Assad, accompanied by his wife Asma Al-Assad, was received by UAE President Mohammed bin Zayed Al-Nahyan on an official visit to the Gulf nation on Sunday, the state-run WAM news agency reported. UAE National Security Adviser Sheikh Tahnoon bin Zayed Al Nahyan was also present.

The Syrian leader’s second trip to the UAE since March last year is a further sign Gulf powers, which initially supported a rebellion against him, are ready to welcome Damascus back into the fold.

“We held constructive talks aimed at developing relations between our two countries,” the UAE’s president said in a statement. “Our discussions also explored ways of enhancing cooperation to accelerate stability and progress in Syria and the region.”

A pariah in the Arab world since Assad’s crackdown on an uprising in 2011 triggered a brutal war, Syria remains under strict Western sanctions and is suspended from the Arab League. Turkey, Russia and the UAE are, however, redoubling efforts to rehabilitate Assad, and shape the decade-long war in his country to the detriment of US-backed forces. 

Turkey, which supported the rebellion against Assad, is now prepared to publicly recognize his rule and work to rebuild diplomatic, security and trade ties, people briefed on the Turkish position said in January.

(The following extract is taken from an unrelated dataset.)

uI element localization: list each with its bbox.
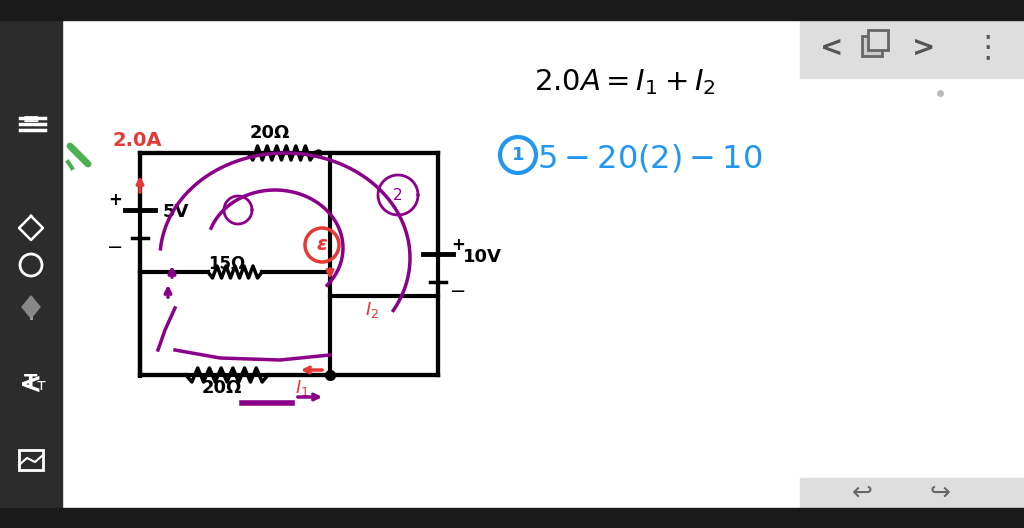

Russian President Vladimir Putin held talks last week with Assad in Moscow, as the Kremlin stepped up efforts to restore ties between Turkey and Syria. The diplomatic activity followed a visit by top US military officials to American troops and their Kurdish allies in northeastern Syria, where Washington has kept a presence for almost eight years. 

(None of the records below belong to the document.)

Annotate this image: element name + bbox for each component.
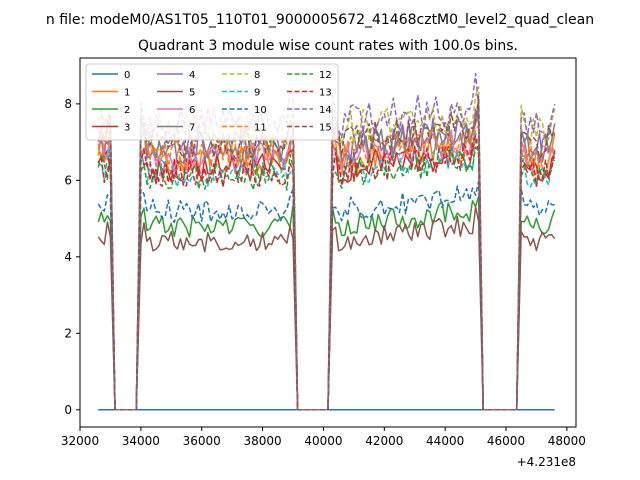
series-line-5 — [97, 206, 556, 411]
series-line-12 — [97, 146, 556, 411]
legend-label: 9 — [254, 88, 260, 99]
y-tick-label: 2 — [64, 326, 72, 340]
legend-label: 2 — [124, 105, 130, 116]
x-offset-text: +4.231e8 — [517, 455, 576, 469]
x-tick-label: 38000 — [243, 434, 281, 448]
legend-box — [85, 63, 339, 141]
x-tick-label: 36000 — [183, 434, 221, 448]
legend-label: 0 — [124, 70, 130, 81]
x-tick-label: 32000 — [61, 434, 99, 448]
x-tick-label: 42000 — [365, 434, 403, 448]
y-tick-label: 8 — [64, 97, 72, 111]
legend-label: 7 — [189, 123, 195, 134]
legend-label: 3 — [124, 123, 130, 134]
x-tick-label: 48000 — [548, 434, 586, 448]
y-axis: 0 2 4 6 8 — [64, 97, 80, 417]
x-axis: 32000 34000 36000 38000 40000 42000 44000 46000… — [61, 427, 586, 448]
series-line-15 — [97, 95, 556, 411]
figure-suptitle: n file: modeM0/AS1T05_110T01_9000005672_… — [46, 12, 594, 28]
series-line-2 — [97, 195, 556, 411]
legend-label: 12 — [319, 70, 332, 81]
x-tick-label: 46000 — [487, 434, 525, 448]
chart-title: Quadrant 3 module wise count rates with … — [138, 38, 518, 54]
y-tick-label: 4 — [64, 250, 72, 264]
series-line-13 — [97, 135, 556, 411]
legend-label: 13 — [319, 88, 332, 99]
legend-label: 1 — [124, 88, 130, 99]
x-tick-label: 44000 — [426, 434, 464, 448]
legend-label: 11 — [254, 123, 267, 134]
series-line-10 — [97, 180, 555, 411]
series-line-9 — [98, 132, 556, 411]
legend-label: 8 — [254, 70, 260, 81]
legend-label: 5 — [189, 88, 195, 99]
axes-frame — [79, 57, 577, 428]
legend-label: 6 — [189, 105, 195, 116]
series-line-3 — [97, 138, 556, 411]
y-tick-label: 0 — [64, 403, 72, 417]
x-tick-label: 34000 — [122, 434, 160, 448]
legend-label: 10 — [254, 105, 267, 116]
legend-label: 15 — [319, 123, 332, 134]
legend-label: 14 — [319, 105, 332, 116]
y-tick-label: 6 — [64, 173, 72, 187]
legend-label: 4 — [189, 70, 195, 81]
x-tick-label: 40000 — [304, 434, 342, 448]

Read more: Turkey Closes In on Russia-Backed Assad Deal in Blow for US

Assad’s UAE trip comes as a debate rages between Syria and world powers over aid access after February’s deadly earthquakes in Turkey and Syria. While supplies have flowed into heavily damaged regions in Turkey, aid deliveries to tens of thousands of Syrians have been stymied by infighting between rival powers in the country’s more than decade-long war.

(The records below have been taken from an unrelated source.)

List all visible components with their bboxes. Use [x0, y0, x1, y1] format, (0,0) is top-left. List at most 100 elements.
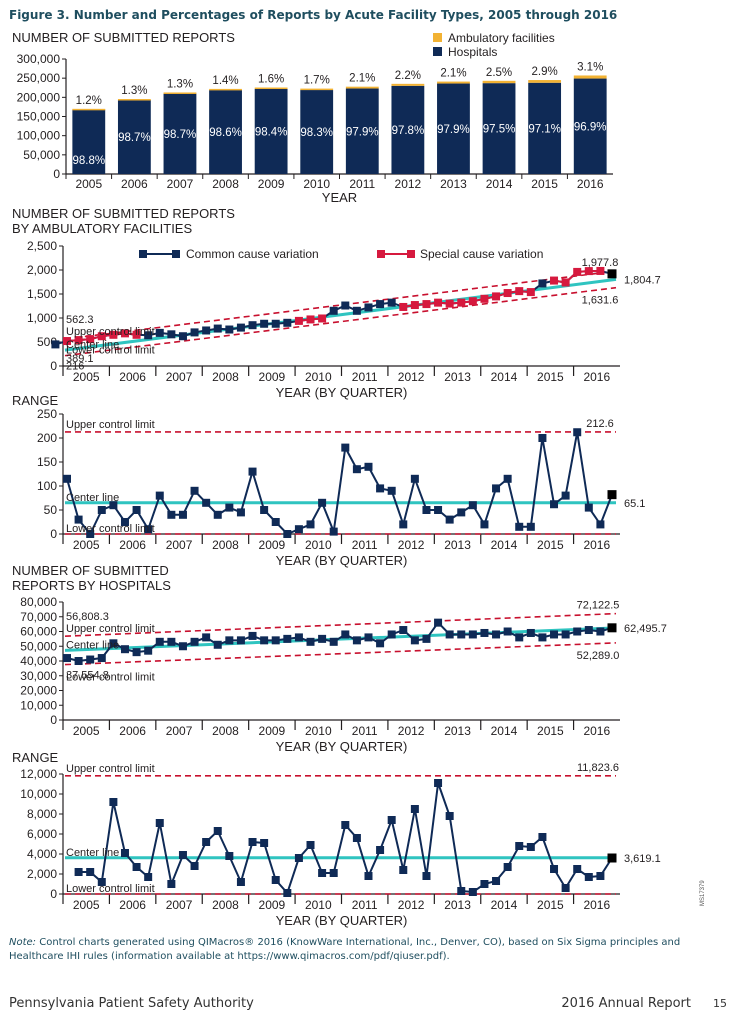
hosp-point [190, 637, 199, 646]
ambr-x-tick-label: 2008 [212, 538, 239, 552]
ambr-lcl-text: Lower control limit [66, 523, 155, 535]
ambr-point [607, 490, 617, 500]
ambr-point [538, 434, 547, 442]
hospr-point [329, 869, 338, 877]
ambr-point [399, 520, 408, 529]
amb-x-tick-label: 2009 [259, 370, 286, 384]
amb-point [480, 294, 489, 303]
hosp-x-tick-label: 2013 [444, 724, 471, 738]
amb-point [561, 278, 570, 287]
hosp-y-tick-label: 20,000 [20, 684, 57, 698]
hosp-point [538, 633, 547, 642]
hosp-point [144, 646, 153, 655]
amb-point [318, 314, 327, 323]
hospr-point [422, 872, 431, 880]
hosp-point [584, 626, 593, 635]
hospr-point [155, 819, 164, 827]
hospr-point [480, 880, 489, 888]
hosp-point [97, 654, 106, 663]
hosp-point [526, 628, 535, 637]
hospr-point [468, 888, 477, 896]
hospr-point [584, 873, 593, 881]
hosp-point [341, 630, 350, 639]
hospr-point [410, 805, 419, 813]
ambr-point [74, 515, 83, 524]
amb-point [202, 326, 211, 335]
hospr-x-tick-label: 2015 [537, 898, 564, 912]
hosp-point [596, 627, 605, 636]
stacked-bar-ambulatory [528, 80, 562, 83]
amb-point [468, 297, 477, 306]
amb-point [387, 298, 396, 307]
hosp-point [74, 657, 83, 665]
page-number: 15 [713, 997, 727, 1010]
hospr-point [526, 843, 535, 851]
ambr-point [97, 506, 106, 514]
hosp-ucl-start: 56,808.3 [66, 611, 109, 623]
stacked-y-tick-label: 250,000 [17, 71, 61, 85]
ambr-point [225, 503, 234, 512]
ambr-center-end: 65.1 [624, 498, 645, 510]
stacked-label-ambulatory: 1.3% [167, 78, 193, 90]
hosp-point [352, 636, 361, 645]
hospr-x-tick-label: 2012 [398, 898, 425, 912]
ambr-x-label: YEAR (BY QUARTER) [276, 553, 408, 568]
ambr-point [202, 498, 211, 507]
hospr-x-tick-label: 2007 [166, 898, 193, 912]
ambr-point [109, 501, 118, 510]
ambr-point [526, 522, 535, 531]
footer-right: 2016 Annual Report [561, 996, 691, 1011]
amb-center-end: 1,804.7 [624, 274, 661, 286]
amb-point [515, 287, 524, 296]
amb-x-tick-label: 2015 [537, 370, 564, 384]
amb-legend-marker-special [407, 250, 415, 258]
hosp-point [260, 636, 269, 645]
hospr-point [74, 868, 83, 876]
hosp-x-tick-label: 2011 [352, 724, 378, 738]
hosp-x-tick-label: 2008 [212, 724, 239, 738]
stacked-x-tick-label: 2009 [258, 177, 285, 191]
hosp-center-end: 62,495.7 [624, 623, 667, 635]
hosp-upper-control-limit [64, 612, 617, 638]
hospr-point [213, 827, 222, 835]
ambr-point [329, 527, 338, 536]
hosp-x-tick-label: 2005 [73, 724, 100, 738]
hosp-y-tick-label: 50,000 [20, 639, 57, 653]
stacked-y-tick-label: 300,000 [17, 52, 61, 66]
hosp-point [294, 633, 303, 642]
hospr-ucl-text: Upper control limit [66, 763, 155, 775]
hospr-x-tick-label: 2013 [444, 898, 471, 912]
amb-legend-marker-special [377, 250, 385, 258]
stacked-bar-hospitals [163, 93, 197, 174]
stacked-label-hospitals: 97.9% [437, 124, 470, 136]
stacked-y-tick-label: 150,000 [17, 110, 61, 124]
hospr-x-tick-label: 2008 [212, 898, 239, 912]
hosp-point [155, 637, 164, 646]
stacked-x-tick-label: 2006 [121, 177, 148, 191]
hospr-point [399, 866, 408, 874]
hospr-point [167, 880, 176, 888]
hospr-point [109, 798, 118, 806]
amb-point [236, 323, 245, 332]
amb-ucl-start: 562.3 [66, 314, 94, 326]
hosp-point [318, 634, 327, 643]
amb-point [74, 336, 83, 345]
hospr-point [271, 876, 280, 884]
amb-point [283, 318, 292, 327]
hospr-point [144, 873, 153, 881]
stacked-bar-ambulatory [72, 108, 106, 111]
hospr-point [248, 838, 257, 846]
amb-point [51, 340, 60, 349]
ambr-point [468, 501, 477, 510]
stacked-label-ambulatory: 1.4% [212, 75, 238, 87]
ambr-x-tick-label: 2006 [119, 538, 146, 552]
stacked-label-hospitals: 98.7% [164, 129, 197, 141]
ambr-point [190, 486, 199, 495]
amb-point [225, 325, 234, 334]
stacked-x-tick-label: 2016 [577, 177, 604, 191]
footer-left: Pennsylvania Patient Safety Authority [9, 996, 254, 1011]
amb-x-tick-label: 2016 [583, 370, 610, 384]
stacked-bar-ambulatory [573, 75, 607, 79]
stacked-label-hospitals: 97.9% [346, 126, 379, 138]
amb-y-tick-label: 1,500 [27, 287, 57, 301]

As part of a flurry of diplomacy around Syria, the UAE’s foreign minister met Assad in Damascus in January and reiterated support for a political solution to the conflict. Assad’s 2022 visit to the UAE drew a rebuke from the US, which has struggled to rally traditional Gulf Arab allies behind its campaign to isolate Putin amid strains in a decades-old relationship. 

Assad has clung to power with the help of Iran and Russia, whose intervention was instrumental in turning the tide of the conflict. His foreign visits over the past decade had been limited to those two countries. 

Gulf Arab governments in recent years have seen rekindling ties with Syria as preferable to abandoning the country to Iran, which is increasingly isolated from the West. Earlier this month, Saudi Arabia and the Islamic Republic agreed to restore diplomatic ties in a Chinese-brokered deal, a move the kingdom may have taken to shield it from any possible escalation in Israel’s confrontation with Iran.